O NOVO CORAÇÃO - Conto Cruel - Mário Terrabatava


O NOVO CORAÇÃO
Mário Terrabatava

Wilhelm Bjørnson von Heiden, banqueiro e industrial, presidente da sociedade clandestina Fraternidade Ariana Farroupilha, finalmente ganharia um novo coração.

Recebeu o telefonema às 7:00h da manhã.  Às 8:00h, o seu helicóptero particular pousava no heliponto do hospital.  Naquele mesmo dia, à tarde, era um homem transplantado.

A recuperação daquele ariano de “puríssimo sangue”, descendente de prussianos e noruegueses, foi surpreendente.
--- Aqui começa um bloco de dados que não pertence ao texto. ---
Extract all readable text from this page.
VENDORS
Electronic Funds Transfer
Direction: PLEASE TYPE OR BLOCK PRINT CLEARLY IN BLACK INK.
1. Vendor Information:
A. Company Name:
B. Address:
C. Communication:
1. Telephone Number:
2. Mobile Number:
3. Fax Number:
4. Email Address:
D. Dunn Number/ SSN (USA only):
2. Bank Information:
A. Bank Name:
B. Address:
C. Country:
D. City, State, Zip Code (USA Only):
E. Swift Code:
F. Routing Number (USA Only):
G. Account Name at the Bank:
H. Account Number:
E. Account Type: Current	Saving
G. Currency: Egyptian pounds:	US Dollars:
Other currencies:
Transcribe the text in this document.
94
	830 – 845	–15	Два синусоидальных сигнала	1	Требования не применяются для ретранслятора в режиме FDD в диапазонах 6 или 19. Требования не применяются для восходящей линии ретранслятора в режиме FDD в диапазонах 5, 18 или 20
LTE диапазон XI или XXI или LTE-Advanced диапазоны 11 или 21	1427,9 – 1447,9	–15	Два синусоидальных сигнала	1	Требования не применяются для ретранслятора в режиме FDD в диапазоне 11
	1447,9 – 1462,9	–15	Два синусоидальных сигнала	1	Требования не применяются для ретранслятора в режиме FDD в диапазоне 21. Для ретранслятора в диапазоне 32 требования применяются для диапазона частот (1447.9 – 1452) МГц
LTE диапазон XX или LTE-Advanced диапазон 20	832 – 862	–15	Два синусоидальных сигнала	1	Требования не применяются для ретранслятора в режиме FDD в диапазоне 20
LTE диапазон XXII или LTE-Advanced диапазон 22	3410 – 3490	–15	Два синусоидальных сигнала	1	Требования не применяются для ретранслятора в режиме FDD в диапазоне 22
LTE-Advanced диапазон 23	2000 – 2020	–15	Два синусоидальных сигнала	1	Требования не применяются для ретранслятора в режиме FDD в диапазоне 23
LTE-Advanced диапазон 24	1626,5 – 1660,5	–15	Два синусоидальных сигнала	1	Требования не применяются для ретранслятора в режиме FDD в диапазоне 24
Sem dúvida, atribuía aquela capacidade de regeneração à pujança natural de sua estirpe viking.

Quando, porém, voltou à sua mansão, ficou vivamente contrariado e temeu pela própria saúde. Soube que o seu condomínio de alto luxo admitira uma família negra abastada. Algo inadmissível.

Mandou que os seus investigadores descobrissem o valor da compra do imóvel e pagou por este o dobro aos recém-chegados. Enxotou-os para bem longe, sem se preocupar com as despesas.

— Negros, semitas e asiáticos que procurem os seus lugares. Custe o que custar. — disse.

À medida que recuperava a saúde, mais se convencia da supremacia racial branca. Certamente, o jovem que lhe doou o coração era um genuíno ariano.

Mandou os seus investigadores a uma nova missão: descobrir a família do doador que lhe salvara a vida. De posse do nome e endereço da mãe do jovem falecido, convidou-a para um jantar de agradecimento em sua mansão.

Chegou o dia do ansiado encontro.

Von Heiden aguardava na luxuosa sala de visitas.

Quando o lacaio fez a porta abrir, e introduziu no requintado recinto a viúva de meia-idade, o cidadão ariano teve uma síncope. Levou a mão ao peito e desmaiou. Mas o seu novo coração era forte demais para levá-lo à morte.

Mesmo assim, von Heiden preferiu a morte a abrigar no peito aquele coração “hediondo”. A sua honra ultrajada e o seu ódio profundo não admitiam. O presidente da Fraternidade Ariana Farroupilha sentia uma imensa vergonha diante de seus pares e uma indizível repulsa de si mesmo.

Dois dias depois da terrível descoberta, von Heiden, o odioso milionário, estourou os miolos. Era o de um homem negro o saudável coração que ousava bater em seu nefando peito "ariano".